I read your output from B::Concise with interest. I also don't know how to interpret the output. Memory allocation effort is a likely suspect in this mystery, but it is beyond me why the sub can do this easier than the caller? Maybe somehow generating a large hash somehow also causes some large block of memory also be allocated to make the keys operation more efficient? I dunno.

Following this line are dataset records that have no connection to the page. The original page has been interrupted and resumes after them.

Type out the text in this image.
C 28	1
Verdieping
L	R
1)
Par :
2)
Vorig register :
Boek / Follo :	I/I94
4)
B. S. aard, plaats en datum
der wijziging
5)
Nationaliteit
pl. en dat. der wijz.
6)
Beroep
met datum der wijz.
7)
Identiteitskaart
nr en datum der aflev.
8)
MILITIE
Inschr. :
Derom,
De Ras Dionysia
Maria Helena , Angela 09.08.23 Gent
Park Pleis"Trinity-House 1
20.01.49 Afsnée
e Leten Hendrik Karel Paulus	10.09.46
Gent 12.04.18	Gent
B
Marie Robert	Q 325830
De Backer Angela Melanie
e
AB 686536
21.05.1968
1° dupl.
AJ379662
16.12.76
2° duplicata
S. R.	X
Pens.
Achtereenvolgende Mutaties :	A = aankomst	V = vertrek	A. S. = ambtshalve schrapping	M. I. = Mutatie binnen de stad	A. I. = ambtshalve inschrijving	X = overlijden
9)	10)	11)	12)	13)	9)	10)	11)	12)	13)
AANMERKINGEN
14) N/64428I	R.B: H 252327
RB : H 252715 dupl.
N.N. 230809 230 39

As an aside of how I came to deal with a very large hash: I was using the TableMatrix Tk widget. The 2-D table coordinates are hash keys like "$row,$col". It is pretty easy to wind up with 80,000 keys representing a 2-D matrix that way. At the time I did a lot of benchmarking because I wanted the GUI performance to be adequate on my target machine which was a slow Win-XP laptop. I did a lot of benchmarking with pre-sizing the hash (like %hash = 8192 # num of buckets). I found out that although this was faster, it made no significant difference percentage wise in the total application CPU usage because the work done with the hash once it was created just dwarfed the effort to create it in the first place.
To sort this thing by column, I flattened it out to a 2-D array, sorted via ST method, then re-did the hash key representation. This achieved my GUI performance goals at the time and I didn't pursue it further. Getting just the keys of a large hash has never come up in my programming although I can see where that could happen for perhaps an object method. Most times that I've used a large hash, it has always been important to know the values of the keys in addition to the keys (exceptions would be getting unique values or something like that).
I guess unless some more experienced Monk can explain this, it will remain a weird quirky mystery? Clearly some optimization is happening. That optimization may have side effects that conceivably could even be detrimental? There always seems to be a "plus vs minus" for these things.